The Simcoe Muskoka District Health Unit's Medical Officer of Health Dr. Charles Gardner (Photo taken on Zoom)
The Simcoe Muskoka District Health Unit’s (SMDHU) Medical Officer of Health Dr. Charles Gardner said Tuesday that 80-percent of residents in Simcoe Muskoka 75 or older have either booked a vaccination appointment or gotten the first dose of the COVID-19 vaccine.
He added that the “great majority” of people in long-term care homes have received at least one dose of the vaccine with 88-percent having both shots and 87-percent in retirement homes. Dr.
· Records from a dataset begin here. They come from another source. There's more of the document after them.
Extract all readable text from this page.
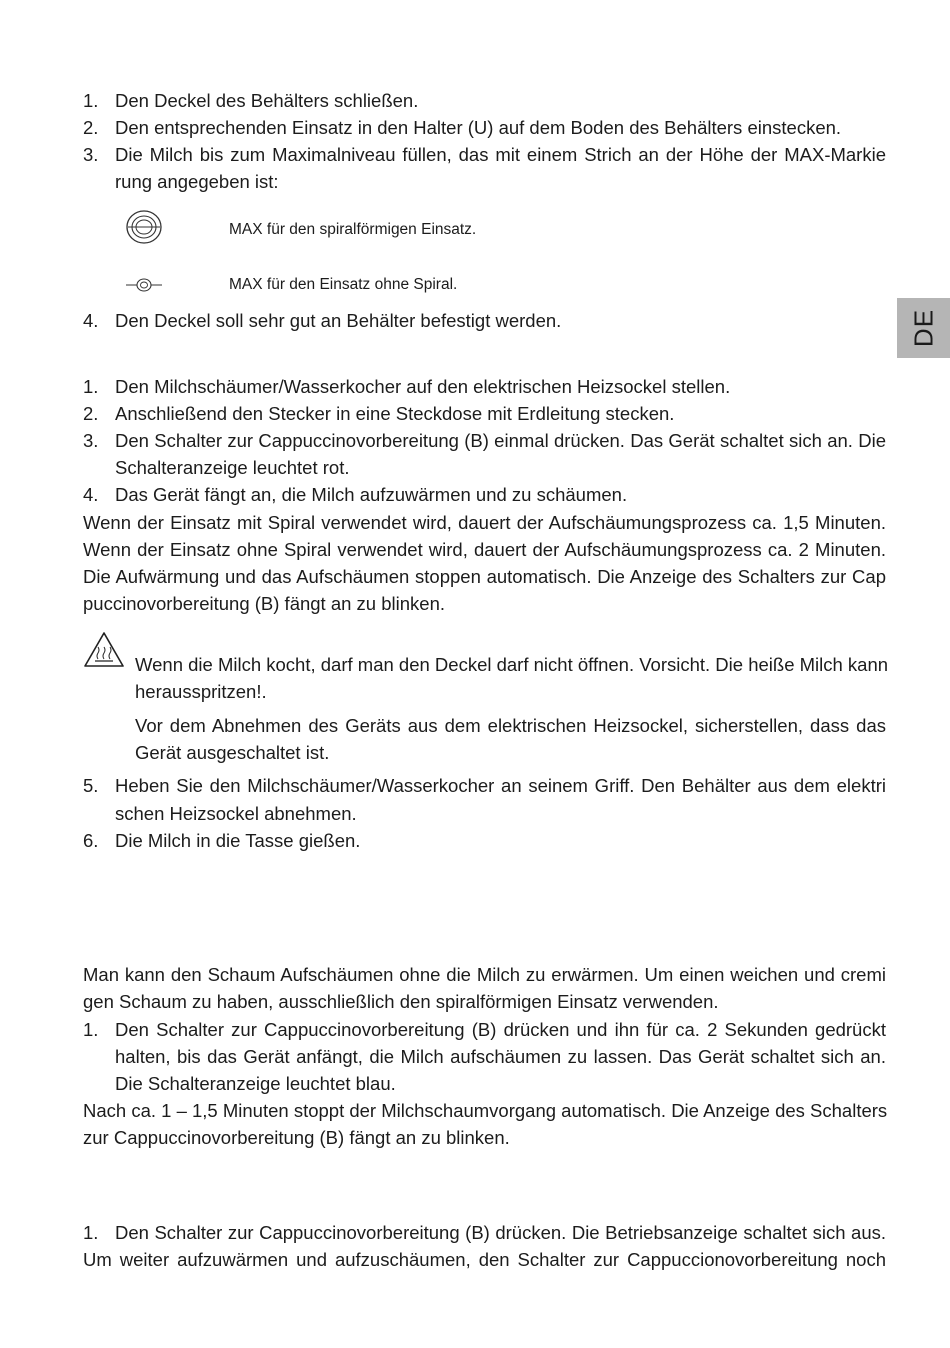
DE
1. Den Deckel des Behälters schließen.
2. Den entsprechenden Einsatz in den Halter (U) auf dem Boden des Behälters einstecken.
3. Die Milch bis zum Maximalniveau füllen, das mit einem Strich an der Höhe der MAX-Markie
rung angegeben ist:
MAX für den spiralförmigen Einsatz.
MAX für den Einsatz ohne Spiral.
4. Den Deckel soll sehr gut an Behälter befestigt werden.
1. Den Milchschäumer/Wasserkocher auf den elektrischen Heizsockel stellen.
2. Anschließend den Stecker in eine Steckdose mit Erdleitung stecken.
3. Den Schalter zur Cappuccinovorbereitung (B) einmal drücken. Das Gerät schaltet sich an. Die
Schalteranzeige leuchtet rot.
4. Das Gerät fängt an, die Milch aufzuwärmen und zu schäumen.
Wenn der Einsatz mit Spiral verwendet wird, dauert der Aufschäumungsprozess ca. 1,5 Minuten.
Wenn der Einsatz ohne Spiral verwendet wird, dauert der Aufschäumungsprozess ca. 2 Minuten.
Die Aufwärmung und das Aufschäumen stoppen automatisch. Die Anzeige des Schalters zur Cap
puccinovorbereitung (B) fängt an zu blinken.
Wenn die Milch kocht, darf man den Deckel darf nicht öffnen. Vorsicht. Die heiße Milch kann
herausspritzen!.
Vor dem Abnehmen des Geräts aus dem elektrischen Heizsockel, sicherstellen, dass das
Gerät ausgeschaltet ist.
5. Heben Sie den Milchschäumer/Wasserkocher an seinem Griff. Den Behälter aus dem elektri
schen Heizsockel abnehmen.
6. Die Milch in die Tasse gießen.
Man kann den Schaum Aufschäumen ohne die Milch zu erwärmen. Um einen weichen und cremi
gen Schaum zu haben, ausschließlich den spiralförmigen Einsatz verwenden.
1. Den Schalter zur Cappuccinovorbereitung (B) drücken und ihn für ca. 2 Sekunden gedrückt
halten, bis das Gerät anfängt, die Milch aufschäumen zu lassen. Das Gerät schaltet sich an.
Die Schalteranzeige leuchtet blau.
Nach ca. 1 – 1,5 Minuten stoppt der Milchschaumvorgang automatisch. Die Anzeige des Schalters
zur Cappuccinovorbereitung (B) fängt an zu blinken.
1. Den Schalter zur Cappuccinovorbereitung (B) drücken. Die Betriebsanzeige schaltet sich aus.
Um weiter aufzuwärmen und aufzuschäumen, den Schalter zur Cappuccionovorbereitung noch
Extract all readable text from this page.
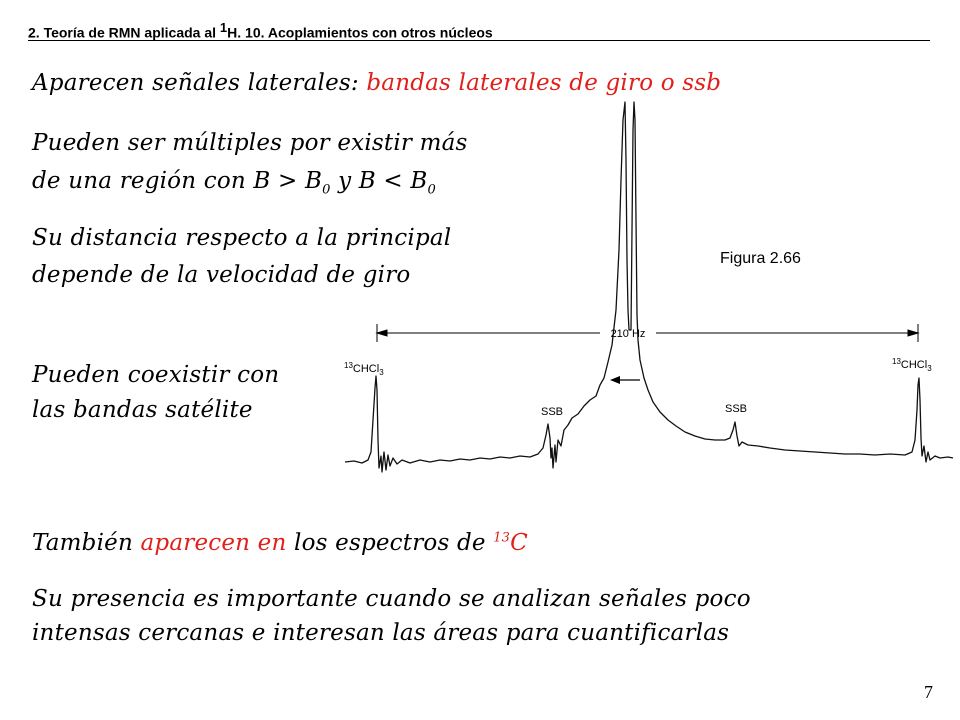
2. Teoría de RMN aplicada al $^1$H. 10. Acoplamientos con otros núcleos
Aparecen señales laterales: bandas laterales de giro o ssb
Pueden ser múltiples por existir más
de una región con $B > B_0$ y $B < B_0$
Su distancia respecto a la principal
depende de la velocidad de giro
Pueden coexistir con
las bandas satélite
También aparecen en los espectros de $^{13}$C
Su presencia es importante cuando se analizan señales poco
intensas cercanas e interesan las áreas para cuantificarlas
Figura 2.66
210 Hz
$^{13}$CHCl$_3$
$^{13}$CHCl$_3$
SSB	SSB
7
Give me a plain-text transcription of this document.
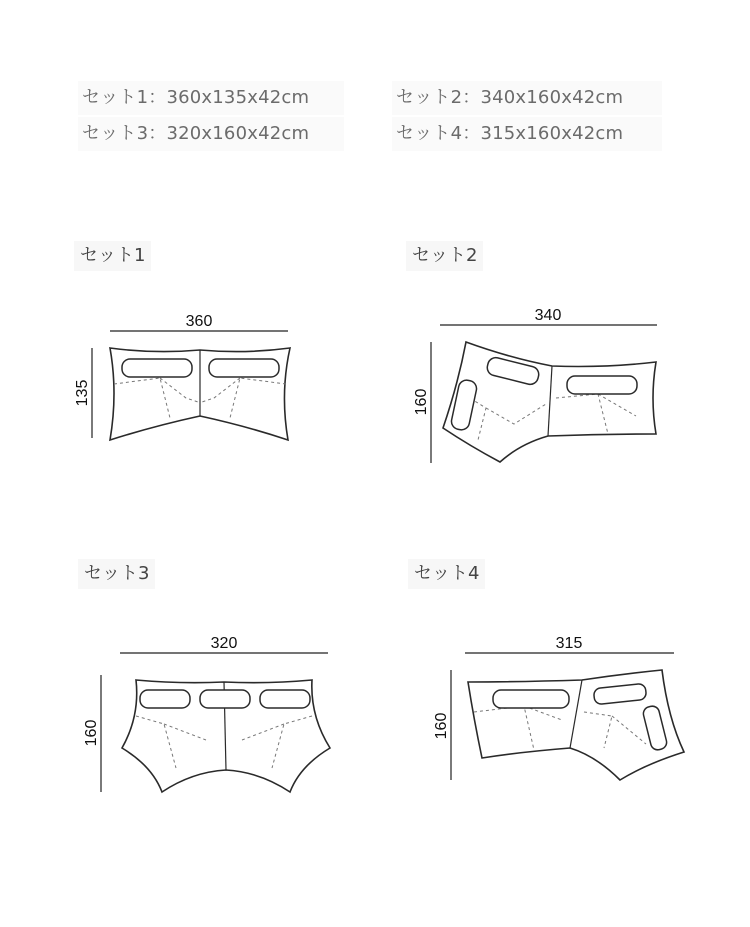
セット1：360x135x42cm	セット2：340x160x42cm
セット3：320x160x42cm	セット4：315x160x42cm
セット1	セット2
セット3	セット4
360
135
340
160
320
160
315
160
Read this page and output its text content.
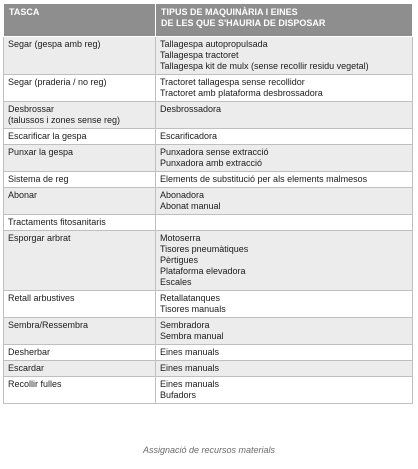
TASCA	TIPUS DE MAQUINÀRIA I EINES
DE LES QUE S'HAURIA DE DISPOSAR

Segar (gespa amb reg)	Tallagespa autopropulsada
Tallagespa tractoret
Tallagespa kit de mulx (sense recollir residu vegetal)

Segar (praderia / no reg)	Tractoret tallagespa sense recollidor
Tractoret amb plataforma desbrossadora

Desbrossar
(talussos i zones sense reg)	Desbrossadora

Escarificar la gespa	Escarificadora

Punxar la gespa	Punxadora sense extracció
Punxadora amb extracció

Sistema de reg	Elements de substitució per als elements malmesos

Abonar	Abonadora
Abonat manual

Tractaments fitosanitaris	

Esporgar arbrat	Motoserra
Tisores pneumàtiques
Pèrtigues
Plataforma elevadora
Escales

Retall arbustives	Retallatanques
Tisores manuals

Sembra/Ressembra	Sembradora
Sembra manual

Desherbar	Eines manuals

Escardar	Eines manuals

Recollir fulles	Eines manuals
Bufadors
Assignació de recursos materials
Gardner reported that 63-percent of the other priority groups that are able to get the vaccine have gotten at least one dose. “We are making very good progress with the highest priority groups,” he said.
“We now have a new group and that is faith leaders who through their work have close contact with people with end of life care or pastoral care to vulnerable populations,” Dr. Gardner said. He added that more information will be sent out later in the week.
In total, 70,125 have been vaccinated in SMDHU’s medical region as of its Tuesday afternoon update. Dr. Gardner added that includes 17,285 people who are fully vaccinated.
Health Unit officials announced earlier this month that if you got your first dose of the COVID-19 vaccine before March 10th, you will have to wait up to four months before getting your second shot. “This is to allow us to get to more people quickly to get them their first dose,” Dr. Gardner explained.
With Ontario’s COVID-19 science advisory table reporting the province is in a third wave, Dr. Garnder touched on what could happen with future lockdowns. “I am concerned that having to go into more stringent controls or a lockdown would be opposed,” Dr. Gardner said. “It would be very difficult to sustain.”
The last time SMDHU’s medical region was moved to the Grey-Lockdown zone was February 26th and it only lasted a week. Dr. Gardner cited new data showing that there were a total of 265 cases last week, compared to the 300 from the week before. He explained that any new cases that happened during the week our region was in lockdown would appear on last week’s update. While he didn’t go as far as saying it was all because of the lockdown, he said the lower numbers could “possibly” be attributed to it.
With that being said, he said he understands how hard lockdowns are on people, adding he’s concerned with people being “exhausted” of control measures. “The saving grace to the situation is that at least we’ve provided a high degree of protection for those most vulnerable with vaccination in our long-term care and retirement homes and other vulnerable seniors in the community,” he said.
Dr. Gardner said that he’s concerned a third wave will be “very challenging” to handle.